Wer tief bohrt

Vor kurzem hat meine Tochter angefangen, in der Nase zu bohren. Und das tut sie nicht, weil es in der Nase juckt. Nein, ich glaube, sie macht es aus Prinzip. Sie grinst mich dabei jeweils an, und je entsetzter ich schaue, umso tiefer bohrt sich ihr rechter Zeigefinger in das Nasenloch. Dabei grinst sie sozusagen von einem Nasenflügel zum anderen. Je mehr ich betone, dass man das nicht tut und das „gruusig“ sei, umso mehr bohrt sie. Also fange ich an, sie dabei zu ignorieren. Aber sie bohrt trotzdem, mit einem durchdringenden Blick, der meine Reaktionen verfolgt. Es nützt alles nichts, sie bohrt in der Nase.

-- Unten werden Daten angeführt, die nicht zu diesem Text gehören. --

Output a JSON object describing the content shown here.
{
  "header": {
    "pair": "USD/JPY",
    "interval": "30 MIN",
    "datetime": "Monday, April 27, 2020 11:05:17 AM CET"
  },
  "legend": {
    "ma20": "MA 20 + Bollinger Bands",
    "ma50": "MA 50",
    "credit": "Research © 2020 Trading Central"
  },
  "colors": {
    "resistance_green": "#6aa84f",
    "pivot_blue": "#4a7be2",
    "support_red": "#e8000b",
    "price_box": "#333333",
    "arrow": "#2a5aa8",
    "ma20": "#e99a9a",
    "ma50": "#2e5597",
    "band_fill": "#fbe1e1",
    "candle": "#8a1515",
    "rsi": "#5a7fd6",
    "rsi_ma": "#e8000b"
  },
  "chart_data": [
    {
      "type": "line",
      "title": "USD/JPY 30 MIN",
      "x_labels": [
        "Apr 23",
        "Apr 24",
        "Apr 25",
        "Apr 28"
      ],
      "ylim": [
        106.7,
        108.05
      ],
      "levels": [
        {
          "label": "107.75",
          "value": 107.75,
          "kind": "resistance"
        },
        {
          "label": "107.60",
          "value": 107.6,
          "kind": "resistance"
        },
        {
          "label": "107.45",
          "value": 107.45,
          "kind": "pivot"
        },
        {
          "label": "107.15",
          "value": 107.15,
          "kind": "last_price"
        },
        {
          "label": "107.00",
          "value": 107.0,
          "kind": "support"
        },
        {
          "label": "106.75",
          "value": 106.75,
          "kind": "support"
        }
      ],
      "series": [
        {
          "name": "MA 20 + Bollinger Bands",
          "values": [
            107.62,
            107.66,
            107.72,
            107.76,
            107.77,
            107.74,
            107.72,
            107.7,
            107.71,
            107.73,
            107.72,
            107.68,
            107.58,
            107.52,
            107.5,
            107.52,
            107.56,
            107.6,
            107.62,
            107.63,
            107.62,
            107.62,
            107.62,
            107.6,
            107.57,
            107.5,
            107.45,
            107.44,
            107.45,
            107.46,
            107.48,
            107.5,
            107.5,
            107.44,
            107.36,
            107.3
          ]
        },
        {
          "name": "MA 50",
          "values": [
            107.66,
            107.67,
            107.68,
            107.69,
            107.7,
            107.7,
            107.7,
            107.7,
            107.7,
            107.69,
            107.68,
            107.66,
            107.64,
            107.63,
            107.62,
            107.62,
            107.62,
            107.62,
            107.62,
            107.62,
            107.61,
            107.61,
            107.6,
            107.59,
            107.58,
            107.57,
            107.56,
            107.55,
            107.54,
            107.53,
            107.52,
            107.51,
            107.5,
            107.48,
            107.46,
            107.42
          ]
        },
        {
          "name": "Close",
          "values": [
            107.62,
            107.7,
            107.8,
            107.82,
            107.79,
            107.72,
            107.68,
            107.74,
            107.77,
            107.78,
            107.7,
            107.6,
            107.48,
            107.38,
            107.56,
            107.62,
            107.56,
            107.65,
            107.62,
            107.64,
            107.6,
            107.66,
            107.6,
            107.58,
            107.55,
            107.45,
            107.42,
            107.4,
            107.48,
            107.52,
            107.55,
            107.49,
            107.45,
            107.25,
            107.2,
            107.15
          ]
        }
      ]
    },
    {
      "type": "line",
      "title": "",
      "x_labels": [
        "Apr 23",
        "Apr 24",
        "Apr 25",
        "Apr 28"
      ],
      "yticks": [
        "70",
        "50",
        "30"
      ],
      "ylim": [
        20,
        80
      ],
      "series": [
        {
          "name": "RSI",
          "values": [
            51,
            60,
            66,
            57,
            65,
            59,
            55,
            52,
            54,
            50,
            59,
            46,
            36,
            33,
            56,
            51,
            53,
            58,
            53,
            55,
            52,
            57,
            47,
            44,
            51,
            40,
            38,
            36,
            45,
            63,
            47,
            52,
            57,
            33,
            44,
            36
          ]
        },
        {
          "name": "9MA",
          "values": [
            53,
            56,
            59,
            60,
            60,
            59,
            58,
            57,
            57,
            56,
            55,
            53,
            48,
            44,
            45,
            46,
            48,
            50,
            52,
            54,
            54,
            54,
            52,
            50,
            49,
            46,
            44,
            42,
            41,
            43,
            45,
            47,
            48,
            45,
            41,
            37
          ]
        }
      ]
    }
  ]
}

Heute beim Abendessen dann die Premiere. Wir essen selbstgemachte Thunfischbrötchen (Thunfisch, Ei, Mayo, Salatsauce, Peterli, für die Erwachsenen inkl. Zwiebeln), LadyGaga isst mit Hingabe und Begeisterung. Als ich sie frage, wie sie es findet, klatscht sie in die Hände, und ich verbeuge mich dankend vor ihr. Und dann: Ihre Patschhändchen wandern Richtung Haare. „Nein!“, rufe ich entgeistert. „Nicht mit den Thunfischhänden durch die Haare fahren. Das stinkt!“

Als sie meine unvermittelte Reaktion bemerkt, geht ihre Hand mit allen fünf Fingern ganz langsam zum Haaransatz, wobei sie mich genau beobachtet. „Neeeeeeein, LadyGaga, auch da haben Deine Hände nichts verloren.“ Ihr Händchen wandert und wandert. Bis sie mit dem Finger beim – Ohr landet. Und plötzlich steckt sie ihren Zeigefinger in die Ohrmuschel. Und ich kann mich nicht mehr halten und pruste los. Alle drei lachen wir und gigelen, LadyGaga, M. und ich. „Nein“, rufe ich nochmals und versuche, dabei streng auszusehen. Aber ich gluckse, denn LadyGaga zieht eine Riesenshow ab. Bei jedem „Nein“ gigelt sie und steckt theatralisch den Zeigefinger ins Ohr. Geschafft. Endlich nicht mehr in die Nase.